Envision Eugene – The Bicycle Masterplan


EUGENE– Eugene is 1 of only 10 cities in America that has achieved gold-level status as a Bicycle Friendly Community by the League of American Bicyclists and over 10% of us regularly ride our bicycles to work. So what does that have to do with Urban Growth Boundaries? Well since the 1970s Oregon has been one of the only states in the nation (in fact one of the few places in the world) to require its cities to have Urban Growth Boundaries. It was Governor Tom McCall who famously told Californians, “Come visit us again and again… But for heaven’s sake, don’t come here to live,” and convinced the Oregon legislature to adopt strict UGBs that have kept our state from turning into one long strip mall along I-5.

Well urban sprawl has seeped into our periphery… and attempts to stem the tide are ramping up with leftover stimulus money. Part of the state’s UGB law requires each city to have a 20-year plan for managing the land within their boundary in regards to housing, industrial, businesses, etc. Thus the City Council has implemented its latest project Envision Eugene. EE is our city’s plan for how to deal with the projected 15% increase in population (nearly 50,000 more citizens) over the next two decades, pursuant to Oregon law. The plan is an interactive project that includes town hall meetings, online feedback, and online transparency in the process.

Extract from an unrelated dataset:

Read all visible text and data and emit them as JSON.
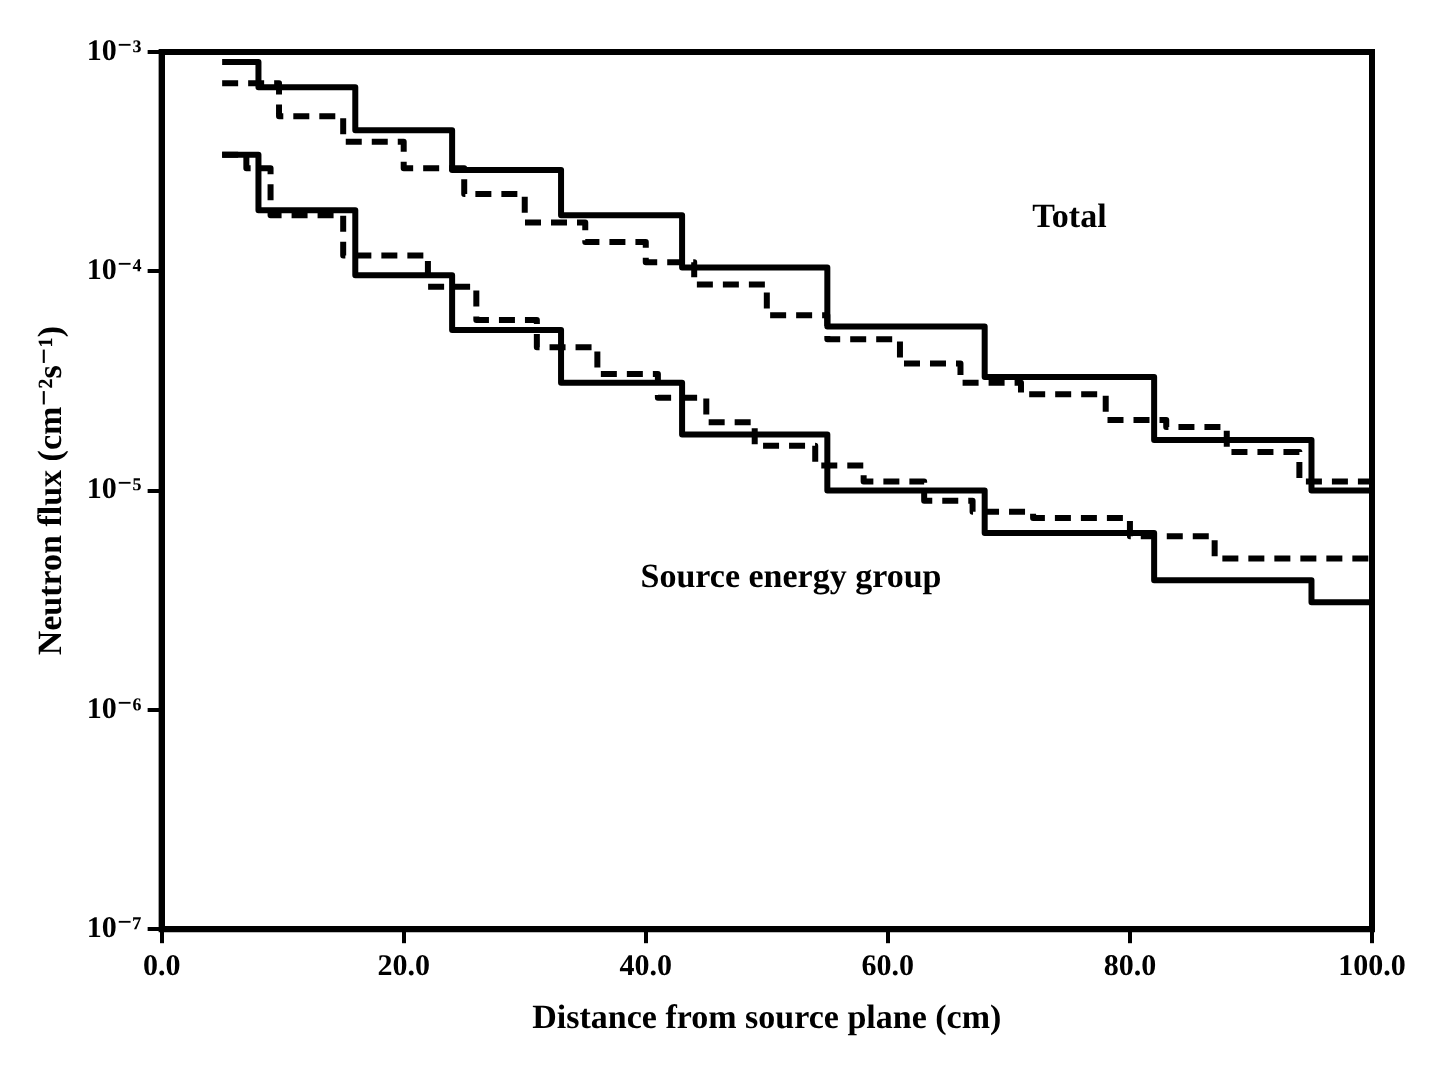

One of the goals of the project is to double the amount of bicycle and pedestrian traffic in the city in the next five years– mainly by making significant improvements and additions to existing multi-use paths and bike lanes. Basically- with the price of gas skyrocketing again, Eugene wants to make sure we have the infrastructure for a transition toward a more bicycle-based community. The city, in turn, has created the Eugene Transportation System Plan (TSP) as an extension of the Envision Eugene project that deals specifically with transportation.

“Promote Compact Urban Development and Efficient Transportation Options.” Legalese for giving up the gas. Whether or not we like it, the price of gasoline is sky-rocketing, and it’s not even April… I have nightmares where I’m forced to pay over $5 a gallon this summer… So, thanks to some loving family, I’ve secured myself about the best loaner-bike you can get- and can’t wait to blaze new bike paths out here in my neck of the woods. One of the plans includes continuing the path along the Willamette, past Beltline, around the golf course, and up the MacKenzie River to Armitage Park. How cool is that? We’ll be able to ride from Valley River, all the way out to Springfield past Autzen, over the bridge, then back down river all the way around the horn and up to Armitage, then straight down Coburg to home!

The North River extension is only part of the 116 miles of extra multi-use path the city is proposing to lay over the next few years. Altogether the draft calls for many new neighborhood bike-friendly connections (such as 18th & Willamette), new pedestrian, and bike bridges. The Eugene Pedestrian and Bicycle Master Plan was borne out of need for a better infrastructure to build our transportation options for the immediate future. With the push toward reducing carbon emissions and cutting our reliance on fossil fuels, our city is making it easy for us to hang up the keys more and more.

When I escaped from Salem in 1998, I had already been riding a bike as long as I could remember. For a year or two before I moved I tried living as simply as possible, including riding a bicycle for my day-to-day transportation in town. Let me tell you, growing up riding those streets and sidewalks, Eugene is Mecca for anybody who prefers 2 wheels to 4. Salem has almost no commitment to providing alternative transportation systems other than their buses, which are barely better than LTD. In my first few years of Eugene I was a walker. I lived on campus for a year, then downtown for another, so it was easy to catch a bus and/or walk around town (even though I had to lug a huge “CD player” around).

Public hearings have been very successful in coordinating efforts to help Envision Eugene’s proposals get pushed through. An open house March 3rd provided officials with public feedback, and final draft conclusions for the entire project were presented at the City Club of Eugene last Friday. More public hearings are set to happen April 4th at the Downtown Library from 3-6 pm; and April 25th in City Council Chambers (777 Pearl) at 7:30 pm… the first meeting being a question and answer period, while the second being a hearing on the draft proposal.